Sure, the director of classics such as "The Godfather" trilogy and "The Conversation" has made other films since the 1979 war epic, but he's lost his stature as one of America's premiere filmmakers. Perhaps the many problems associated with the long production of "Apocalypse" — a flirtation with bankruptcy, a typhoon that wiped out the film's sets, the heart attack of leading-man Martin Sheen — took too much of a toll on the Oscar-winning director. Coppola himself has said that the man who made "The Godfather" died in the jungles of the Philippines while making the war film.
Since that production, one failed or overblown effort has followed another for Coppola. Nowadays, he's reduced to being a gun for hire, directing such uninspired studio fare as "Jack" and "The Rainmaker."
However, one of Coppola's post-"Apocalypse" films, 1983's "Rumble Fish," has been undeservedly overlooked. Featuring a strong ensemble cast of young actors, many of whom went on to become stars, it's an original and intelligent film about gangs and two brothers dealing with their memories of the past and a future rushing towards them.
One of two adaptations of novels by juvenile writer S.E. Hinton directed by Coppola, the other being 1983's "The Outsiders" (the director actually shot the two films back to back), "Rumble Fish" stars Matt Dillon and Mickey Rourke as the story's two brothers. Dillon plays Rusty James, who longs for the old days when gangs were kings, when rumbles were fought on battlefields full of glory. Rourke plays his older brother Motorcycle Boy, a street hero who used to lead the gangs but now wonders where he was leading them to. He is the Pied Piper without a purpose.

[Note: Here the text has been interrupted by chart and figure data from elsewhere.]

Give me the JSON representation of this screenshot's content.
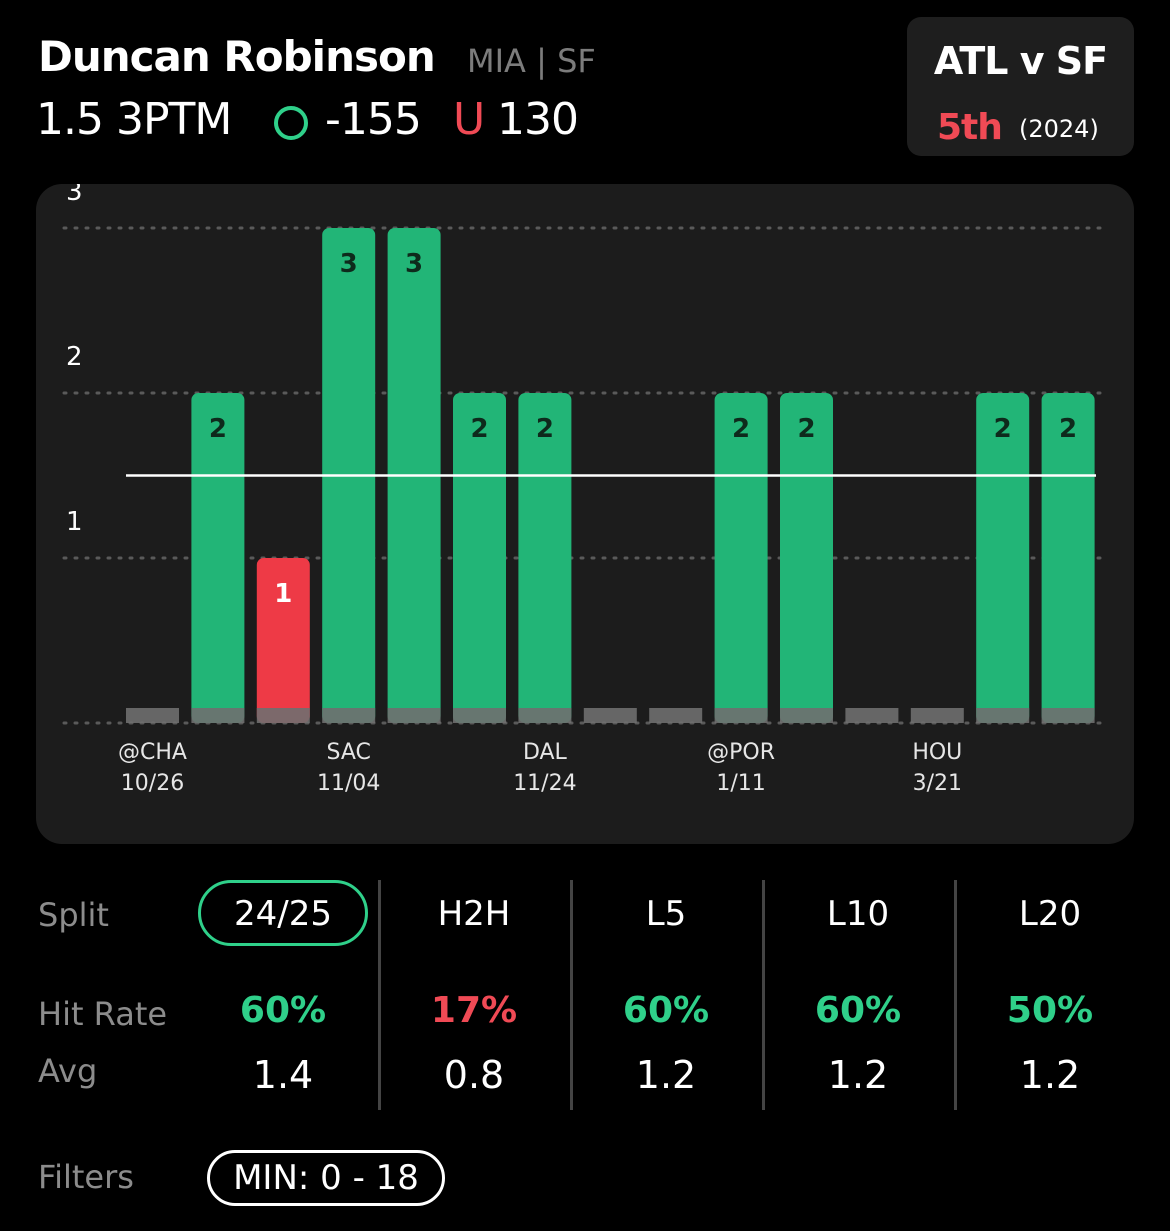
{
  "header": {
    "player_name": "Duncan Robinson",
    "team_info": "MIA | SF",
    "prop_line": "1.5 3PTM",
    "over_label": "O",
    "over_odds": "-155",
    "under_label": "U",
    "under_odds": "130"
  },
  "matchup": {
    "title": "ATL v SF",
    "rank": "5th",
    "year": "(2024)"
  },
  "colors": {
    "over": "#2fd08a",
    "bar_hit": "#22b577",
    "bar_miss": "#ee3a46",
    "under": "#f04a55",
    "muted": "#6f6f6f"
  },
  "chart_data": {
    "type": "bar",
    "line_value": 1.5,
    "ylim": [
      0,
      3
    ],
    "yticks": [
      "1",
      "2",
      "3"
    ],
    "values": [
      0,
      2,
      1,
      3,
      3,
      2,
      2,
      0,
      0,
      2,
      2,
      0,
      0,
      2,
      2
    ],
    "bar_labels": [
      "",
      "2",
      "1",
      "3",
      "3",
      "2",
      "2",
      "",
      "",
      "2",
      "2",
      "",
      "",
      "2",
      "2"
    ],
    "x_labels": [
      {
        "index": 0,
        "opponent": "@CHA",
        "date": "10/26"
      },
      {
        "index": 3,
        "opponent": "SAC",
        "date": "11/04"
      },
      {
        "index": 6,
        "opponent": "DAL",
        "date": "11/24"
      },
      {
        "index": 9,
        "opponent": "@POR",
        "date": "1/11"
      },
      {
        "index": 12,
        "opponent": "HOU",
        "date": "3/21"
      }
    ]
  },
  "stats": {
    "labels": {
      "split": "Split",
      "hit_rate": "Hit Rate",
      "avg": "Avg"
    },
    "columns": [
      {
        "head": "24/25",
        "hit_rate": "60%",
        "hit_color": "#2fd08a",
        "avg": "1.4",
        "selected": true
      },
      {
        "head": "H2H",
        "hit_rate": "17%",
        "hit_color": "#f04a55",
        "avg": "0.8",
        "selected": false
      },
      {
        "head": "L5",
        "hit_rate": "60%",
        "hit_color": "#2fd08a",
        "avg": "1.2",
        "selected": false
      },
      {
        "head": "L10",
        "hit_rate": "60%",
        "hit_color": "#2fd08a",
        "avg": "1.2",
        "selected": false
      },
      {
        "head": "L20",
        "hit_rate": "50%",
        "hit_color": "#2fd08a",
        "avg": "1.2",
        "selected": false
      }
    ]
  },
  "filters": {
    "label": "Filters",
    "min_filter": "MIN: 0 - 18"
  }
}
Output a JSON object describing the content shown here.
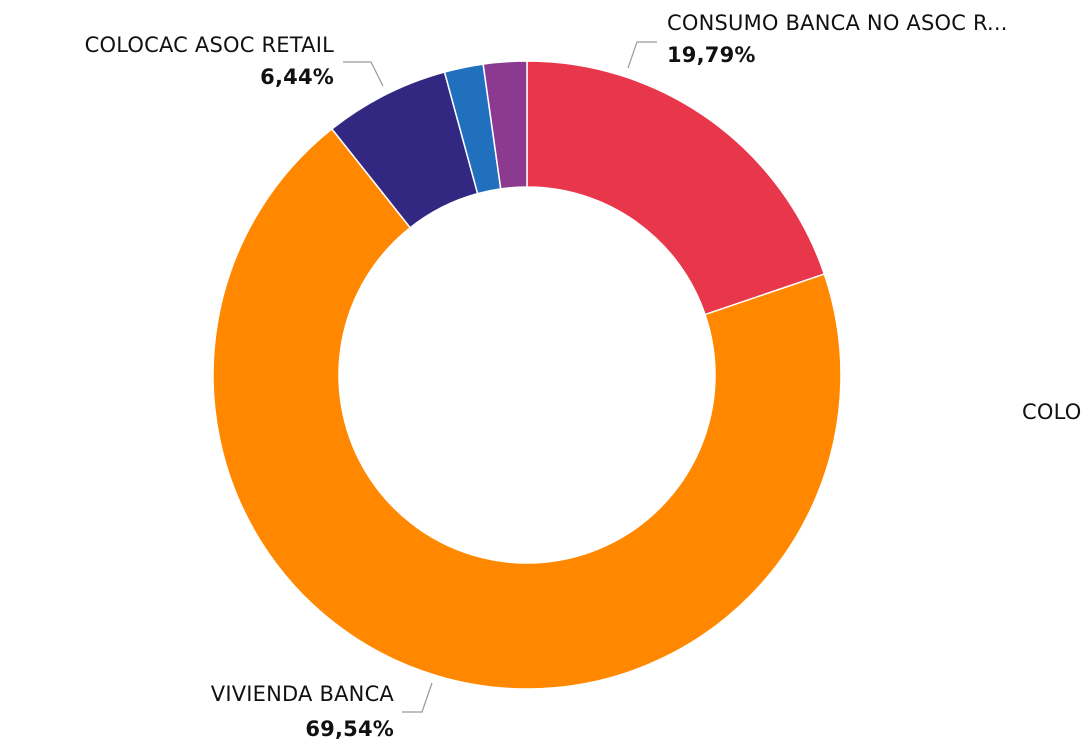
{
  "chart_data": {
    "type": "pie",
    "style": "donut",
    "title": "",
    "series": [
      {
        "values": [
          19.79,
          69.54,
          6.44,
          2.0,
          2.23
        ]
      }
    ],
    "slices": [
      {
        "label": "CONSUMO BANCA NO ASOC R...",
        "value": 19.79,
        "value_label": "19,79%",
        "color": "#E8364A"
      },
      {
        "label": "VIVIENDA BANCA",
        "value": 69.54,
        "value_label": "69,54%",
        "color": "#FF8800"
      },
      {
        "label": "COLOCAC ASOC RETAIL",
        "value": 6.44,
        "value_label": "6,44%",
        "color": "#332881"
      },
      {
        "label": "",
        "value": 2.0,
        "value_label": "",
        "color": "#2170BD"
      },
      {
        "label": "",
        "value": 2.23,
        "value_label": "",
        "color": "#8B3A8F"
      }
    ],
    "cut_off_label": "COLO",
    "legend": "none"
  }
}
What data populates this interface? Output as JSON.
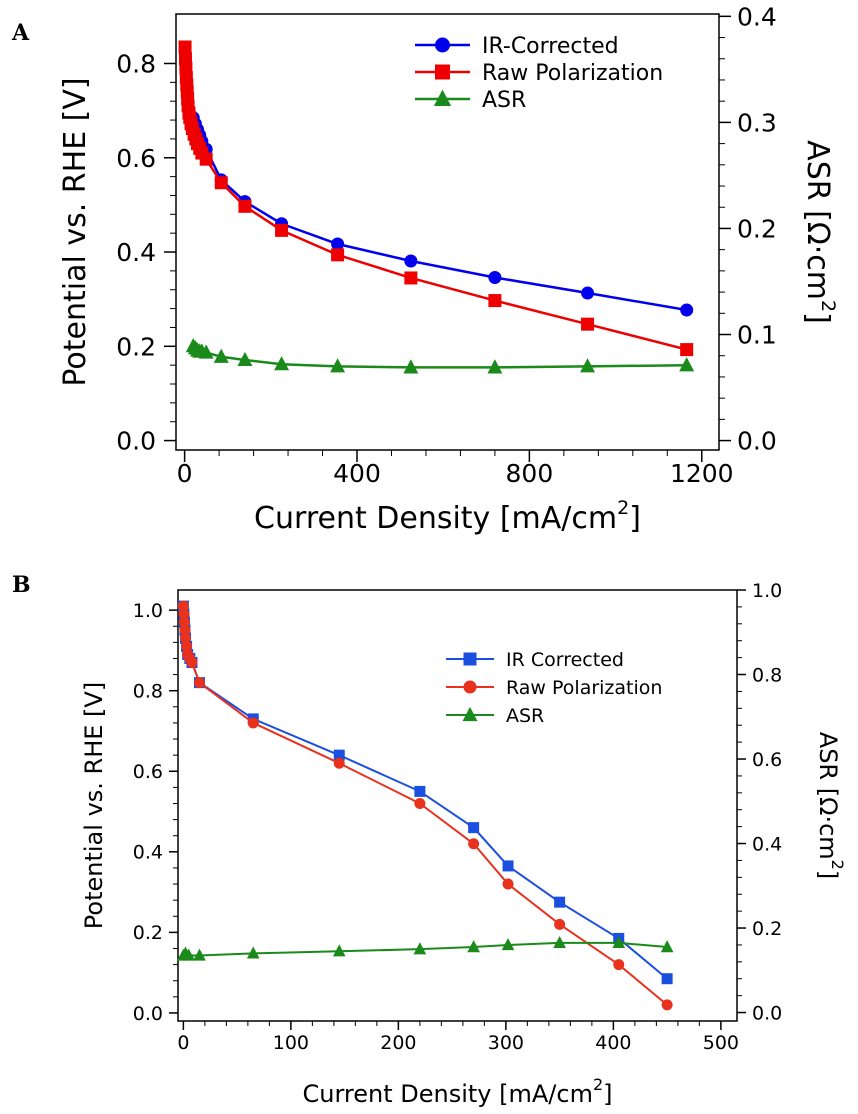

The brothers roam a world that is both fantastic and fatally realistic. Shot in black and white, the film depicts a nowhere-place where steam swirls over the street as if the town is asleep in a dream and where violence erupts in back alleys and under bridges. It's a world where poetry meets blood and broken glass,
It's also a film obsessed with time. Numerous shots are full of clocks; ticking timepieces hum in the background for much of the movie. The soundtrack, composed by The Police drummer Stewart Copeland, pulses with cymbals and drums that count off the seconds. Coppola films passing clouds and creeping shadows to show the passing of days and how the youth of the characters is slowly but steadily passing away.
"Time is a funny thing," mumbles singer Tom Waits, playing the bartender at the pool parlor where many characters fumble away their days picking fights and shooting endless games of stick.
Besides Waits, the film features a strong supporting cast including Nicholas Cage, Laurence Fishburne (who is so young he is referred to as "Larry" in the closing credits), Diane Lane and Dennis Hopper, who surprisingly turns down the volume on his crazy and manic nature and gives a sweet, understated performance as the brothers' alcoholic father.
With such solid actors and its depiction of a brutal yet surreal world, "Rumble Fish" is a movie that, while certainly not up to Coppola masterworks like parts 1 and 2 of "The Godfather," deserves a second look.